Alguna razón de
peso llevó a José de Ribera, avecindado por entonces en Nápoles, a retratar al
modelo que tienen arriba como inicio de una serie mitad alegórica mitad
satírica de “filósofos harapientos”. Pudo tratarse de un vecino napolitano, o de
un proveedor de la casa, o de un tipo chistoso al que vio pasar un día por su
calle. He visto el lienzo en la exposición de Caixaforum sobre Velázquez y su
tiempo, que conmemora los 200 años del Prado. Alguna cosa no me encajó en el
título: “Demócrito”.
Se trata de una
atribución reciente. Se le ocurrió a alguien por la razón de que Demócrito fue
conocido como “el filósofo que ríe” (Heráclito era, por el contrario, “el que
llora”; a la gente de la cultura le encantan estas tipologías).
Antes, el personaje
del retrato se titulaba “Arquímedes”, por la razón de que tiene un compás en la
mano.
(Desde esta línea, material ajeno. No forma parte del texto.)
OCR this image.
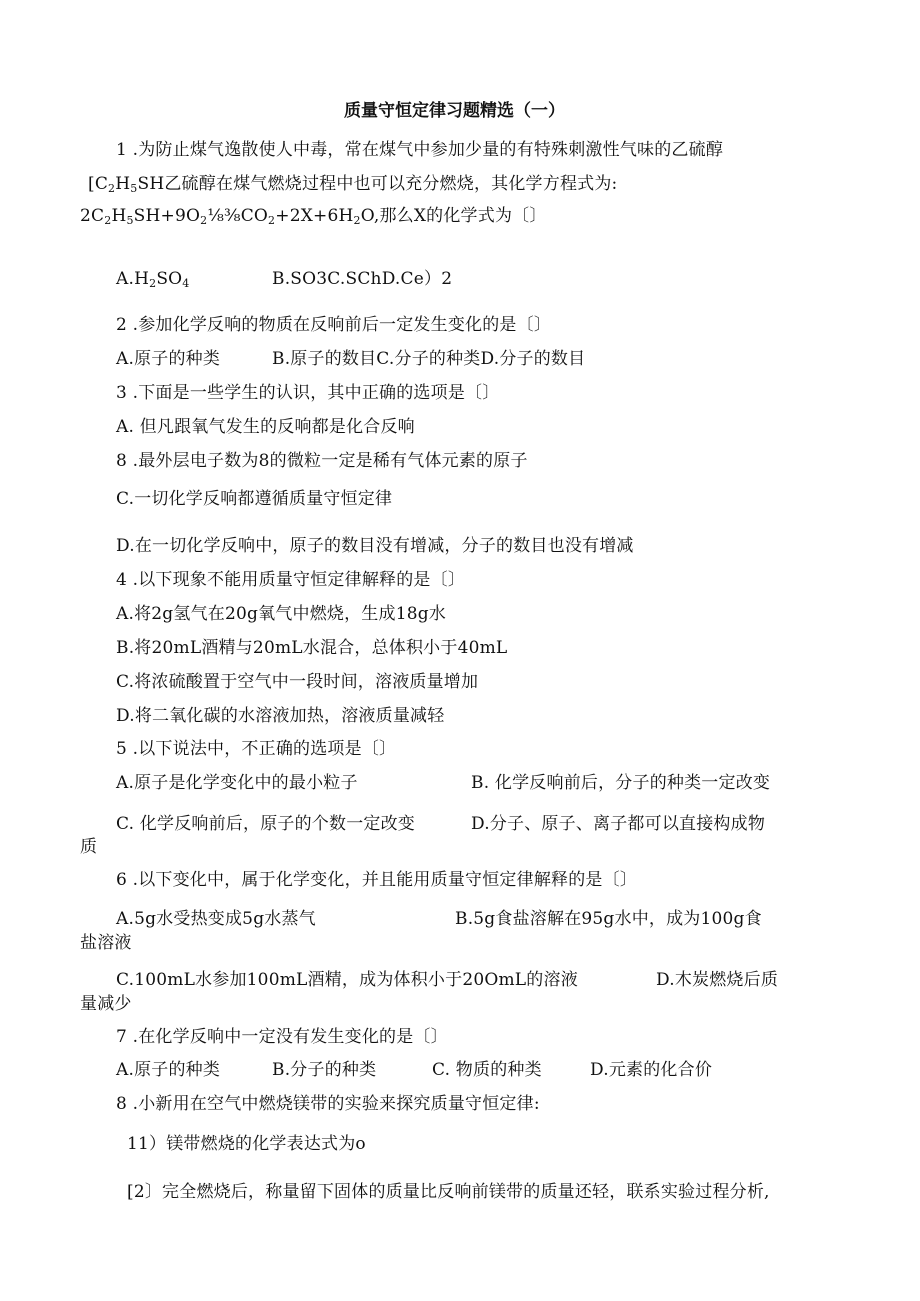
质量守恒定律习题精选（一）
1 .为防止煤气逸散使人中毒，常在煤气中参加少量的有特殊刺激性气味的乙硫醇
[$C_2H_5SH$乙硫醇在煤气燃烧过程中也可以充分燃烧，其化学方程式为:
$2C_2H_5SH+9O_2\frac{1}{8}\frac{3}{8}CO_2+2X+6H_2O$,那么X的化学式为〔〕
$A.H_2SO_4$	B.SO3C.SChD.Ce）2
2 .参加化学反响的物质在反响前后一定发生变化的是〔〕
A.原子的种类	B.原子的数目C.分子的种类D.分子的数目
3 .下面是一些学生的认识，其中正确的选项是〔〕
A. 但凡跟氧气发生的反响都是化合反响
8 .最外层电子数为8的微粒一定是稀有气体元素的原子
C.一切化学反响都遵循质量守恒定律
D.在一切化学反响中，原子的数目没有增减，分子的数目也没有增减
4 .以下现象不能用质量守恒定律解释的是〔〕
A.将2g氢气在20g氧气中燃烧，生成18g水
B.将20mL酒精与20mL水混合，总体积小于40mL
C.将浓硫酸置于空气中一段时间，溶液质量增加
D.将二氧化碳的水溶液加热，溶液质量减轻
5 .以下说法中，不正确的选项是〔〕
A.原子是化学变化中的最小粒子	B. 化学反响前后，分子的种类一定改变
C. 化学反响前后，原子的个数一定改变	D.分子、原子、离子都可以直接构成物
质
6 .以下变化中，属于化学变化，并且能用质量守恒定律解释的是〔〕
A.5g水受热变成5g水蒸气	B.5g食盐溶解在95g水中，成为100g食
盐溶液
C.100mL水参加100mL酒精，成为体积小于20OmL的溶液	D.木炭燃烧后质
量减少
7 .在化学反响中一定没有发生变化的是〔〕
A.原子的种类	B.分子的种类	C. 物质的种类	D.元素的化合价
8 .小新用在空气中燃烧镁带的实验来探究质量守恒定律:
11）镁带燃烧的化学表达式为o
[2〕完全燃烧后，称量留下固体的质量比反响前镁带的质量还轻，联系实验过程分析,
Antes aún, “Filósofo del compás”, que es, convendremos todos en ello, un
título más genérico y menos comprometido.
La actitud del
modelo es, en cualquier caso, inolvidable. Se está riendo de sí mismo, del
compás que sostiene en la mano derecha, del rimero de papeles que sujeta con la
izquierda. Simula hacer alguna medición. Pretende poner cara de entendido para
contentar al amigo que le ha pedido posar para él; pero se le escapa la risa
por las comisuras.
Diego Velázquez
visitó en Nápoles a Ribera en 1630, el mismo año en el que está datado el
cuadro. Era el primer viaje a Italia del sevillano, y cuando lo hizo llevaba
algunos años en la corte. Justamente el año anterior, 1629, había pintado por
encargo del rey un “Triunfo de Baco”, concebido como un retrato de grupo en el
que el dios del vino reluce literalmente en compañía de personajes renegridos
por el sol y algo ajumados. Lo tienen bajo estas líneas.
Curioso el
personaje del sombrero de ala ancha y sin barba, que aparece a la derecha de Baco. Algunos
expertos han sospechado que se trata de la misma persona que Ribera pintó como
filósofo el año siguiente. Quizás era un mulero o caballerizo al servicio de
Velázquez, y lo acompañó a Italia. Quizá su conversación entretuvo a los dos pintores, y cada uno de los
dos decidió inmortalizarlo en alegorías etéreas. Yo tendería a clasificarlo
entre los filósofos senequistas, bien plantados en el sentido común y en la
observación demorada de la realidad, que Córdoba sigue dando al mundo; no entre
los geómetras ni entre los atomistas de la vieja escuela.